Para “historicizar a estética” desse cinema realizado num período de grande importância para a história das formas documentárias, exploro um método de pesquisa no cruzamento da abordagem estética e da abordagem histórica, interrogando sobretudo a maneira na qual o trabalho formal confere aos filmes uma dimensão crítica. Esse trabalho formal, de acordo com nosso método de abordagem, detém histórias, algumas das quais tento retraçar, em paralelo ao trabalho de análise fílmica. Trata-se de, vendo e revendo os filmes, e atentando para a experiência vivida pelos cineastas, inventar uma abordagem analítica capaz de interrogar as formas do cinema para retornar à história do Brasil, e vice-versa. Como a destruição cada vez mais vertiginosa dos direitos democráticos modificou o teor e a forma das iniciativas documentárias naquele contexto? Por quais vias estéticas os cineastas que fizeram seus primeiros filmes na virada de 60-70 (Aloysio Raulino, João Silvério Trevisan, Ana Carolina, Paulo Rufino etc) recomeçaram a elaboração de um “cinema crítico” iniciado na primeira metade da década de 60 (Linduarte Noronha, Geraldo Sarno, Leon Hirszman, Vladimir Herzog, Sergio Muniz, Helena Solberg)?
Foi percorrendo o conjunto fílmico de Bernardet em Cineastas e imagens de povo (2003), questionando seus limites, que encontrei o corpus de estudo da minha pesquisa. Uma das hipóteses que mobilizou a investigação era a de que, após o golpe de 64, houve entre nós um cinema engajado, fruto de iniciativas individuais singulares, no qual os cineastas criaram alternativas às modalidades e retóricas dominantes, mas também reataram os laços com uma empreitada de invenção de um documentário de crítica social iniciada no início dos anos sessenta. Ou seja, mais do que ruptura, como argumentou Bernarnet, sugiro que há recomeço.

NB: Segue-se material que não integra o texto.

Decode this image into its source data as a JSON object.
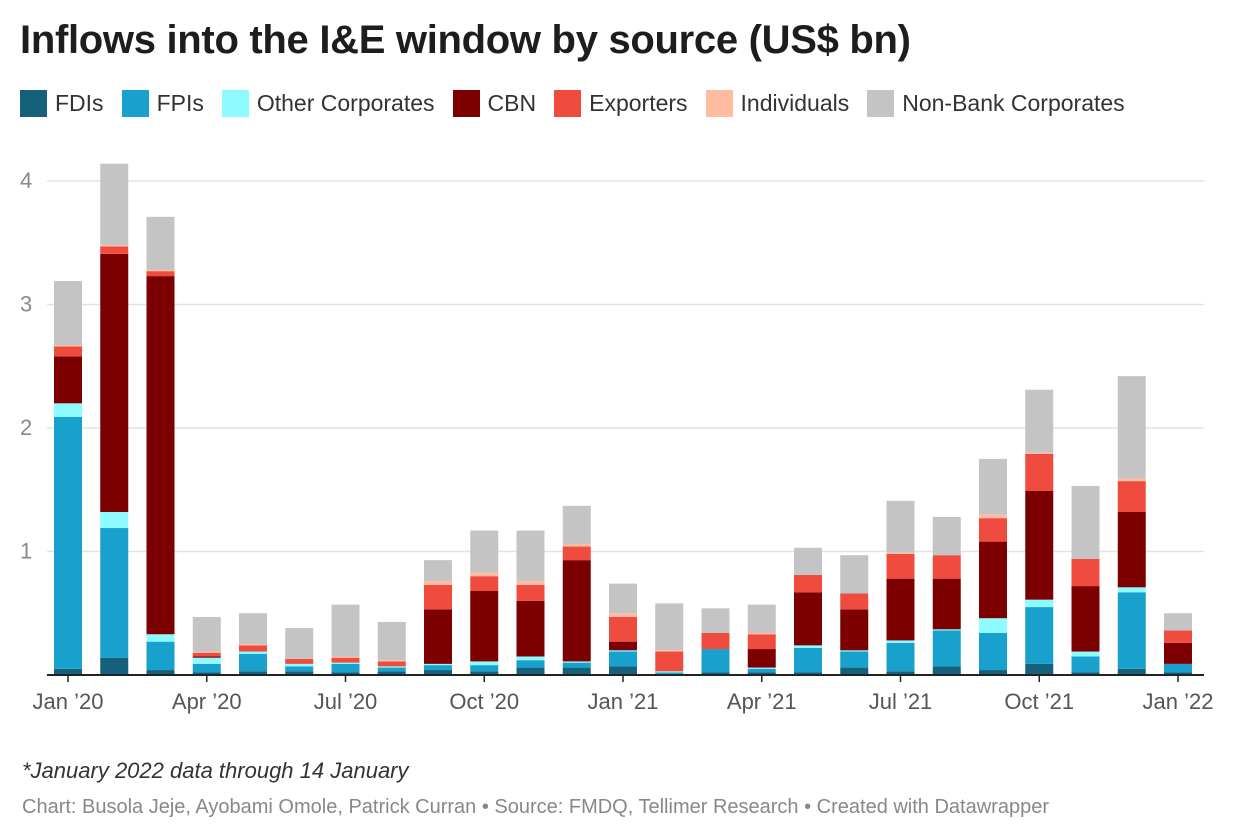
{
  "chart_data": {
    "type": "bar",
    "stacked": true,
    "title": "Inflows into the I&E window by source (US$ bn)",
    "xlabel": "",
    "ylabel": "",
    "ylim": [
      0,
      4.2
    ],
    "y_ticks": [
      "4",
      "3",
      "2",
      "1"
    ],
    "grid": true,
    "legend_position": "top",
    "x_tick_labels": [
      {
        "label": "Jan ’20",
        "index": 0
      },
      {
        "label": "Apr ’20",
        "index": 3
      },
      {
        "label": "Jul ’20",
        "index": 6
      },
      {
        "label": "Oct ’20",
        "index": 9
      },
      {
        "label": "Jan ’21",
        "index": 12
      },
      {
        "label": "Apr ’21",
        "index": 15
      },
      {
        "label": "Jul ’21",
        "index": 18
      },
      {
        "label": "Oct ’21",
        "index": 21
      },
      {
        "label": "Jan ’22",
        "index": 24
      }
    ],
    "categories": [
      "Jan 2020",
      "Feb 2020",
      "Mar 2020",
      "Apr 2020",
      "May 2020",
      "Jun 2020",
      "Jul 2020",
      "Aug 2020",
      "Sep 2020",
      "Oct 2020",
      "Nov 2020",
      "Dec 2020",
      "Jan 2021",
      "Feb 2021",
      "Mar 2021",
      "Apr 2021",
      "May 2021",
      "Jun 2021",
      "Jul 2021",
      "Aug 2021",
      "Sep 2021",
      "Oct 2021",
      "Nov 2021",
      "Dec 2021",
      "Jan 2022"
    ],
    "series": [
      {
        "name": "FDIs",
        "color": "#15607a",
        "values": [
          0.05,
          0.14,
          0.04,
          0.02,
          0.03,
          0.03,
          0.02,
          0.03,
          0.04,
          0.03,
          0.06,
          0.06,
          0.07,
          0.01,
          0.02,
          0.02,
          0.02,
          0.06,
          0.03,
          0.07,
          0.04,
          0.09,
          0.02,
          0.05,
          0.02
        ]
      },
      {
        "name": "FPIs",
        "color": "#18a1cd",
        "values": [
          2.04,
          1.05,
          0.23,
          0.07,
          0.14,
          0.04,
          0.07,
          0.03,
          0.04,
          0.05,
          0.06,
          0.04,
          0.12,
          0.01,
          0.19,
          0.03,
          0.2,
          0.13,
          0.23,
          0.29,
          0.3,
          0.46,
          0.13,
          0.62,
          0.07
        ]
      },
      {
        "name": "Other Corporates",
        "color": "#8dfbff",
        "values": [
          0.11,
          0.13,
          0.06,
          0.05,
          0.02,
          0.02,
          0.01,
          0.01,
          0.01,
          0.03,
          0.03,
          0.01,
          0.01,
          0.01,
          0.0,
          0.01,
          0.02,
          0.01,
          0.02,
          0.01,
          0.12,
          0.06,
          0.04,
          0.04,
          0.0
        ]
      },
      {
        "name": "CBN",
        "color": "#7d0000",
        "values": [
          0.38,
          2.09,
          2.9,
          0.01,
          0.0,
          0.0,
          0.0,
          0.0,
          0.44,
          0.57,
          0.45,
          0.82,
          0.07,
          0.0,
          0.0,
          0.15,
          0.43,
          0.33,
          0.5,
          0.41,
          0.62,
          0.88,
          0.53,
          0.61,
          0.17
        ]
      },
      {
        "name": "Exporters",
        "color": "#f04b3f",
        "values": [
          0.08,
          0.06,
          0.04,
          0.03,
          0.05,
          0.04,
          0.04,
          0.04,
          0.2,
          0.12,
          0.13,
          0.11,
          0.2,
          0.16,
          0.13,
          0.12,
          0.14,
          0.13,
          0.2,
          0.19,
          0.19,
          0.3,
          0.22,
          0.25,
          0.1
        ]
      },
      {
        "name": "Individuals",
        "color": "#ffbca0",
        "values": [
          0.01,
          0.01,
          0.01,
          0.01,
          0.01,
          0.0,
          0.01,
          0.01,
          0.03,
          0.03,
          0.03,
          0.02,
          0.03,
          0.01,
          0.0,
          0.01,
          0.0,
          0.0,
          0.01,
          0.0,
          0.03,
          0.01,
          0.0,
          0.02,
          0.0
        ]
      },
      {
        "name": "Non-Bank Corporates",
        "color": "#c4c4c4",
        "values": [
          0.52,
          0.66,
          0.43,
          0.28,
          0.25,
          0.25,
          0.42,
          0.31,
          0.17,
          0.34,
          0.41,
          0.31,
          0.24,
          0.38,
          0.2,
          0.23,
          0.22,
          0.31,
          0.42,
          0.31,
          0.45,
          0.51,
          0.59,
          0.83,
          0.14
        ]
      }
    ]
  },
  "footer": {
    "note": "*January 2022 data through 14 January",
    "credit": "Chart: Busola Jeje, Ayobami Omole, Patrick Curran • Source: FMDQ, Tellimer Research • Created with Datawrapper"
  }
}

Nesta comunicação, estará à frente a discussão do entrelaçamento, por vezes complexo, das informações oriundas de documentos em arquivos públicos e privados, das memórias pessoais recolhidas em entrevistas com cineastas e daquilo que tiramos das imagens e sons compondo os filmes. Proponho me deter em alguns documentos que agenciaram as elaborações históricas das invenções estéticas apresentadas no trabalho, que se inicia, no âmbito desta pesquisa, com Aruanda de Linduarte Noronha (1959-1960) e se encerra com O Tigre e a Gazela de Aloysio Raulino (1976).
Bibliografia
- BERNARDET, Jean-Claude. Cineastas e imagens do povo. São Paulo: Companhia das Letras, 2003.

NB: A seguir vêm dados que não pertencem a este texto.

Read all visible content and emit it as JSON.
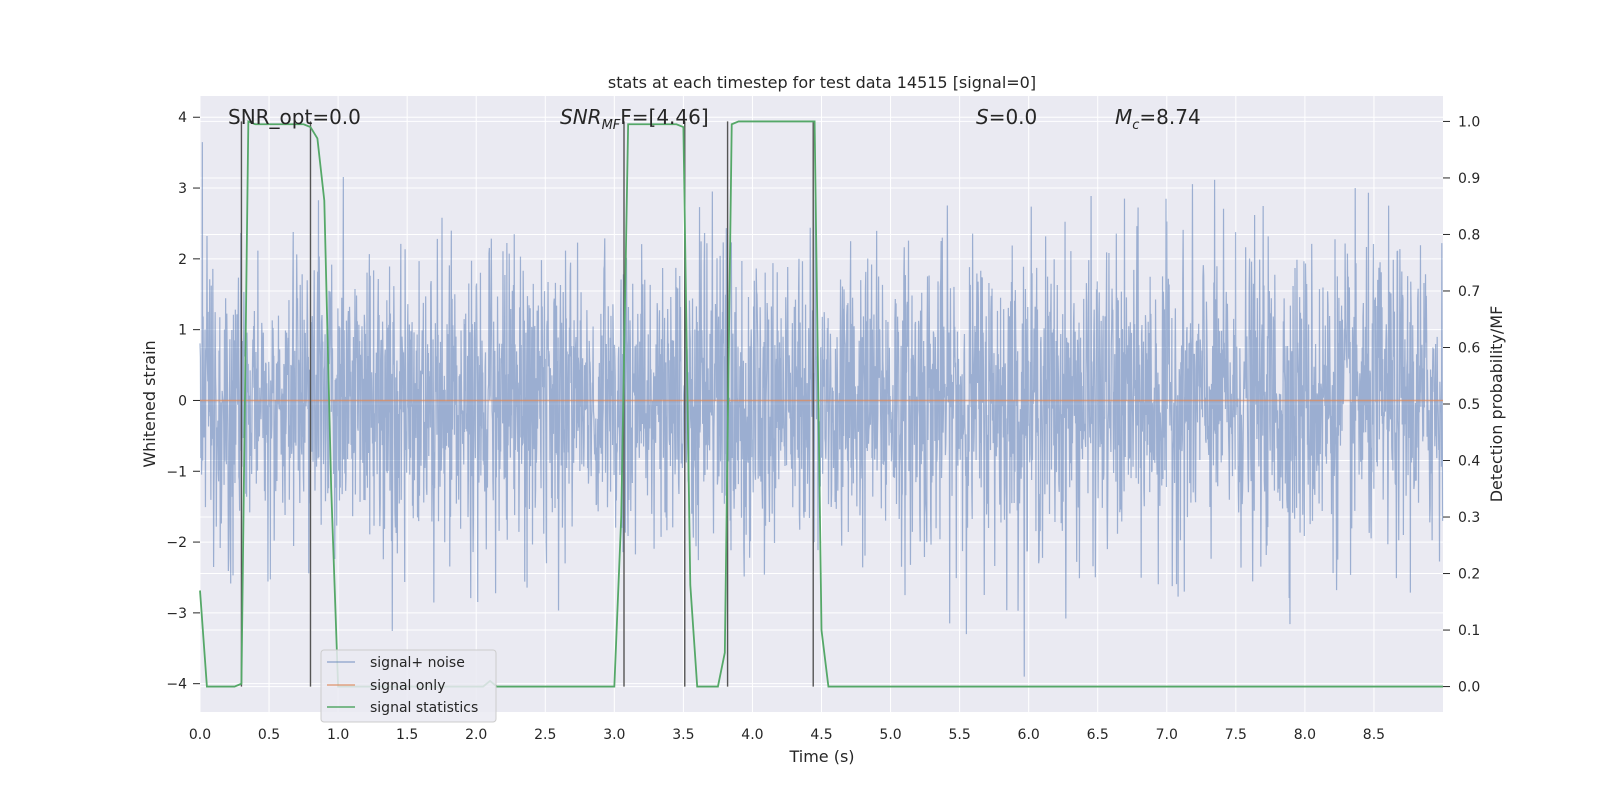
{
  "chart_data": {
    "type": "line",
    "title": "stats at each timestep for test data 14515 [signal=0]",
    "xlabel": "Time (s)",
    "ylabel": "Whitened strain",
    "y2label": "Detection probability/MF",
    "xlim": [
      0,
      9.0
    ],
    "ylim": [
      -4.4,
      4.3
    ],
    "y2lim": [
      -0.045,
      1.045
    ],
    "xticks": [
      "0.0",
      "0.5",
      "1.0",
      "1.5",
      "2.0",
      "2.5",
      "3.0",
      "3.5",
      "4.0",
      "4.5",
      "5.0",
      "5.5",
      "6.0",
      "6.5",
      "7.0",
      "7.5",
      "8.0",
      "8.5"
    ],
    "yticks": [
      "−4",
      "−3",
      "−2",
      "−1",
      "0",
      "1",
      "2",
      "3",
      "4"
    ],
    "y2ticks": [
      "0.0",
      "0.1",
      "0.2",
      "0.3",
      "0.4",
      "0.5",
      "0.6",
      "0.7",
      "0.8",
      "0.9",
      "1.0"
    ],
    "grid": true,
    "legend_position": "lower-left",
    "annotations": {
      "snr_opt": "SNR_opt=0.0",
      "snr_mf_sym": "SNR",
      "snr_mf_sub": "MF",
      "snr_mf_val": "F=[4.46]",
      "s_sym": "S",
      "s_val": "=0.0",
      "mc_sym": "M",
      "mc_sub": "c",
      "mc_val": "=8.74"
    },
    "series": [
      {
        "name": "signal+ noise",
        "color": "#4c72b0",
        "description": "whitened noisy strain, approx. Gaussian with unit variance",
        "envelope": {
          "typical_max": 2.0,
          "typical_min": -2.0,
          "peak_max": 3.95,
          "peak_min": -3.9
        }
      },
      {
        "name": "signal only",
        "color": "#dd8452",
        "values_constant": 0
      },
      {
        "name": "signal statistics",
        "color": "#55a868",
        "x": [
          0.0,
          0.05,
          0.1,
          0.15,
          0.2,
          0.25,
          0.3,
          0.35,
          0.4,
          0.45,
          0.5,
          0.55,
          0.6,
          0.65,
          0.7,
          0.75,
          0.8,
          0.85,
          0.9,
          0.95,
          1.0,
          1.05,
          1.1,
          1.15,
          1.2,
          1.5,
          2.0,
          2.05,
          2.1,
          2.15,
          2.2,
          2.5,
          3.0,
          3.05,
          3.1,
          3.15,
          3.2,
          3.3,
          3.4,
          3.45,
          3.5,
          3.55,
          3.6,
          3.65,
          3.7,
          3.75,
          3.8,
          3.85,
          3.9,
          4.0,
          4.2,
          4.4,
          4.45,
          4.5,
          4.55,
          4.6,
          5.0,
          9.0
        ],
        "y": [
          0.17,
          0.0,
          0.0,
          0.0,
          0.0,
          0.0,
          0.005,
          1.0,
          0.995,
          0.995,
          0.995,
          0.995,
          0.995,
          0.995,
          0.995,
          0.995,
          0.99,
          0.97,
          0.86,
          0.35,
          0.0,
          0.0,
          0.0,
          0.0,
          0.0,
          0.0,
          0.0,
          0.0,
          0.01,
          0.0,
          0.0,
          0.0,
          0.0,
          0.3,
          0.995,
          0.995,
          0.995,
          0.995,
          0.995,
          0.995,
          0.99,
          0.18,
          0.0,
          0.0,
          0.0,
          0.0,
          0.06,
          0.995,
          1.0,
          1.0,
          1.0,
          1.0,
          1.0,
          0.1,
          0.0,
          0.0,
          0.0,
          0.0
        ]
      }
    ],
    "vertical_lines": [
      0.3,
      0.8,
      3.07,
      3.51,
      3.82,
      4.44
    ]
  }
}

BRENEZ, Nicole, JACOBS Bidhan (org.), Le cinéma critique: de l’argentique au numérique, voies et formes de l’objection visuelle. Paris: Publications de la Sorbonne, 2010.

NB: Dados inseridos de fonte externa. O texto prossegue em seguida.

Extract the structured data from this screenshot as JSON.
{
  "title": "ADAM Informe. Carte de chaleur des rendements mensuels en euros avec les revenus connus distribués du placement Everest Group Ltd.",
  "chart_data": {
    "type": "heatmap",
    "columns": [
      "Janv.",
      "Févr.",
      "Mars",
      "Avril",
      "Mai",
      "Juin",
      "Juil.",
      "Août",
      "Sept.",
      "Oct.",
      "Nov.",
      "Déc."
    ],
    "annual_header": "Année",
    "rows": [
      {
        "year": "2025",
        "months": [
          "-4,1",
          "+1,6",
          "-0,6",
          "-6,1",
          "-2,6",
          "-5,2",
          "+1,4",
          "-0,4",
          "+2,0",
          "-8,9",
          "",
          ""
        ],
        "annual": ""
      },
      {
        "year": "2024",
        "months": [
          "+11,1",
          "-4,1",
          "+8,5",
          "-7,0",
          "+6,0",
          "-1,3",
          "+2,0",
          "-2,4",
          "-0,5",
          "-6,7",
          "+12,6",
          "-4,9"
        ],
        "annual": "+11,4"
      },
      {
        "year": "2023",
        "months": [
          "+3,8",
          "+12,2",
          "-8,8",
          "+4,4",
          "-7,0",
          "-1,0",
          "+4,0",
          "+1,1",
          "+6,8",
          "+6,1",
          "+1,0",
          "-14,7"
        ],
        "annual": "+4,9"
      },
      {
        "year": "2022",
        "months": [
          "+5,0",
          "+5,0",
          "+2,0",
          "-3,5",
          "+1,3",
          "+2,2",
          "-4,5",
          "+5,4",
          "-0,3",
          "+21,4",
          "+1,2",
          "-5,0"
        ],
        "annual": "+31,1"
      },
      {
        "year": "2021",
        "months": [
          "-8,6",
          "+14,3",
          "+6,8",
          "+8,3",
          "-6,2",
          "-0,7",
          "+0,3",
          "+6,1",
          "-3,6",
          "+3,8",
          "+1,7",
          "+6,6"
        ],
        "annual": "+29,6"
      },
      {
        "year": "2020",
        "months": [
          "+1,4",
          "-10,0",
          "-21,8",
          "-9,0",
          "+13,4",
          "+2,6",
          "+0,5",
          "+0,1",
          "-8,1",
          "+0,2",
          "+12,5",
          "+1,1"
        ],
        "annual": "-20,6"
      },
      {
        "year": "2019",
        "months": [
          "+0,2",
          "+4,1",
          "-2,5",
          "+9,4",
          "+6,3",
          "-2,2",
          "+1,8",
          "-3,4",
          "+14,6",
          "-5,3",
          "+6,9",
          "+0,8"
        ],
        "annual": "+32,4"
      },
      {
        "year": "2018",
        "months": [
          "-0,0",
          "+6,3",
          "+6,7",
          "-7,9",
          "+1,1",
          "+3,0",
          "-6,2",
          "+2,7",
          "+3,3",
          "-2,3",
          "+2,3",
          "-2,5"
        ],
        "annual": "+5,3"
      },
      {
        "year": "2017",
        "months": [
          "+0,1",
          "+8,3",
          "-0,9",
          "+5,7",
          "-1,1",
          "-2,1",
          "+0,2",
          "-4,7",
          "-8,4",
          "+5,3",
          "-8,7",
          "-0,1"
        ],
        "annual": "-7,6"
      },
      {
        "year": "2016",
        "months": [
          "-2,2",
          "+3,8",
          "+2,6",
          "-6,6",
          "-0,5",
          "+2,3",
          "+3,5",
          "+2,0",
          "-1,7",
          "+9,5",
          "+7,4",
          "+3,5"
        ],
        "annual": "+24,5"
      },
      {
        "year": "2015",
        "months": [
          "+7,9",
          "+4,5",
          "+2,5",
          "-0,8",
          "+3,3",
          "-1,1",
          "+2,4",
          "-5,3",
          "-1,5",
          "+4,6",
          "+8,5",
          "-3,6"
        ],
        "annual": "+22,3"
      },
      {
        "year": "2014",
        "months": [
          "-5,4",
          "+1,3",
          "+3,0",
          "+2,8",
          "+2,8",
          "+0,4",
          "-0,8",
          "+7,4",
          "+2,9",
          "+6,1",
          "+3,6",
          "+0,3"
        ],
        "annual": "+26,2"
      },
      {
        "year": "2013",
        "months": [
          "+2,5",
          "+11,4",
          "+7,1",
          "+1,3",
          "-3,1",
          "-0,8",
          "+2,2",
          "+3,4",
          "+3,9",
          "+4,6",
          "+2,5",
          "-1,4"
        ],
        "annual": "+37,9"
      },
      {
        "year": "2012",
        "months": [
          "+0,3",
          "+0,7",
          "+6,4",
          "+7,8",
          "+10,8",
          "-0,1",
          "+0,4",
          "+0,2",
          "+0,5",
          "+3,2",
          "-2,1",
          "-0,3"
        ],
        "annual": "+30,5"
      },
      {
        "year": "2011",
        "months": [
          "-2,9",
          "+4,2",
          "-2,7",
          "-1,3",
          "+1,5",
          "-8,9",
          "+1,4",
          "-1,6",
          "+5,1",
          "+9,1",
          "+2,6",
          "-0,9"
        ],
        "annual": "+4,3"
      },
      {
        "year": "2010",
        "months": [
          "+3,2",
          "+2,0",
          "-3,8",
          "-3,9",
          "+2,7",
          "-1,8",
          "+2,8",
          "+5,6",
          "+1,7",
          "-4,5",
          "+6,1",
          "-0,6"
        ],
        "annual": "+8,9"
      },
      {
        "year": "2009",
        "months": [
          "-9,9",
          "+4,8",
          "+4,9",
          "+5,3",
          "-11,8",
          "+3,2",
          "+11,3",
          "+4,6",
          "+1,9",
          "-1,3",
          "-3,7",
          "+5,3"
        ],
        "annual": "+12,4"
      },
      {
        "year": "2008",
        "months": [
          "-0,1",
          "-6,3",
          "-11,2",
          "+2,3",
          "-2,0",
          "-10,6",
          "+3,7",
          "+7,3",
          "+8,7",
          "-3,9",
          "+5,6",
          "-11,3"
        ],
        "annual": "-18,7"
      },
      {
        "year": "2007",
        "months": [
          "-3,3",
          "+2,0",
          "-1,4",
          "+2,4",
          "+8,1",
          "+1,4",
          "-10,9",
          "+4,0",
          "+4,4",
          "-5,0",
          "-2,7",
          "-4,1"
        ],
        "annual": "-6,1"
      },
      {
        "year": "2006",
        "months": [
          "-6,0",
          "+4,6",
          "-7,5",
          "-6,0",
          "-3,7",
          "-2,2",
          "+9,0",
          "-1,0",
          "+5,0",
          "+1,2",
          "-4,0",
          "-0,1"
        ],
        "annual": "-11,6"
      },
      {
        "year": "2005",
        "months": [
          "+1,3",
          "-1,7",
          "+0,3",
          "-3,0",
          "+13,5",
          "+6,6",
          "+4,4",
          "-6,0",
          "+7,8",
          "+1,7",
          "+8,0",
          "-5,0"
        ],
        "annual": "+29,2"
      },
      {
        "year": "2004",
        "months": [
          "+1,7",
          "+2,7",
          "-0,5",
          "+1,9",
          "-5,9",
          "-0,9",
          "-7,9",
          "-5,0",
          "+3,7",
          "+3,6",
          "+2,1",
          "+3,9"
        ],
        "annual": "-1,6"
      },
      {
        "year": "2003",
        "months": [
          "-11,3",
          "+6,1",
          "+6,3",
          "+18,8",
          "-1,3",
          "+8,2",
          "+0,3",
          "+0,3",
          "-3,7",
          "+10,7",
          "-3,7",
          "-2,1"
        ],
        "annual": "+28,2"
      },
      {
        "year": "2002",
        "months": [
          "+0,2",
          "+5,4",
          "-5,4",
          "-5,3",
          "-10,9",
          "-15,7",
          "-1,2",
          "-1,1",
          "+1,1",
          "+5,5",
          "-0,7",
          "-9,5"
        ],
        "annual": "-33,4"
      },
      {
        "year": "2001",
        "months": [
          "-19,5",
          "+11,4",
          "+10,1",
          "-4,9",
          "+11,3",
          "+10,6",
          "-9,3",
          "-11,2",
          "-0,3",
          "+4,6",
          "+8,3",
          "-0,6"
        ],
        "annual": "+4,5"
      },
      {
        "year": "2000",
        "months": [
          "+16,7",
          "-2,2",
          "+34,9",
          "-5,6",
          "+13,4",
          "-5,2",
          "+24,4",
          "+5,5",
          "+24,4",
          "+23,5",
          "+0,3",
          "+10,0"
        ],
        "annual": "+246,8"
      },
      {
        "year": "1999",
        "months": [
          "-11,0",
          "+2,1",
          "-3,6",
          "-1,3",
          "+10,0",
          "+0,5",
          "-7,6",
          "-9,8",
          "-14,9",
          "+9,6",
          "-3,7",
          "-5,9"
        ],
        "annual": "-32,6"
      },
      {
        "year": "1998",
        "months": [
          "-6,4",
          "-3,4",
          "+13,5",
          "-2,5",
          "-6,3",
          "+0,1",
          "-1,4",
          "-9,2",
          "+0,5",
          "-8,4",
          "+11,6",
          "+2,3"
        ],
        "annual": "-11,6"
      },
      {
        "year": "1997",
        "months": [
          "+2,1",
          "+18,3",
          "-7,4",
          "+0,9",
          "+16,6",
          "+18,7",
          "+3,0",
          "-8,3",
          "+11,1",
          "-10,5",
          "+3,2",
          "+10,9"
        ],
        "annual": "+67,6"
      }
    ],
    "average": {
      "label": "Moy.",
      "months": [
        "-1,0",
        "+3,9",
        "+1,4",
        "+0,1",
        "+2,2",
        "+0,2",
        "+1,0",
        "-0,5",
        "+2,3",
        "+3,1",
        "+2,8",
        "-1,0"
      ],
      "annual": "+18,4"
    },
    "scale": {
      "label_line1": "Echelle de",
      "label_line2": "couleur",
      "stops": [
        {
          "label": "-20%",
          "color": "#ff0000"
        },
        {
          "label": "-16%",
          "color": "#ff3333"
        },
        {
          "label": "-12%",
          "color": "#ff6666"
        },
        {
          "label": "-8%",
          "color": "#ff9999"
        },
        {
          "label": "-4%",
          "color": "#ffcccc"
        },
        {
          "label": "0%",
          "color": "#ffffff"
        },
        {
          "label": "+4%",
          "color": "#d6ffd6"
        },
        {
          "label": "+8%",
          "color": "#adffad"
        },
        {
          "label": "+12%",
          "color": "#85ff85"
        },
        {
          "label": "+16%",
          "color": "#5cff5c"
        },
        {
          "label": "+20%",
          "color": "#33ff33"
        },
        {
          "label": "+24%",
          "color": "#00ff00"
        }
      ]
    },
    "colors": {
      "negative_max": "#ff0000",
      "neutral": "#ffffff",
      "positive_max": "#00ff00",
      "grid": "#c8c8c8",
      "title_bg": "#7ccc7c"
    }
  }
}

FAROULT, David, Godard: inventions d’un cinema politique. Paris: Les Prairies ordinaires, 2018.
FONTINELE, Naara. Quando o cinema se oculta e se expande no coração da desordem – Potências críticas do documentário brasileiro (1960-1976). Tese (doutorado). Paris, Belo Horizonte: LIRA-Paris 3, PPGCOM-UFMG, 2020.
MESQUITA, Cláudia Cardoso. O presente como história: estéticas da elaboração no cinema brasileiro contemporâneo. In: Encontro da associação nacional dos programas de pós-graduação em Comunicação, 27.,2018, Belo Horizonte, Anais da Compós.
NAPOLITANO, Marcos, Coração civil: a vida cultural brasileira sob o regime militar (1964-1985): ensaio histórico. São Paulo: Intermeios, 2017.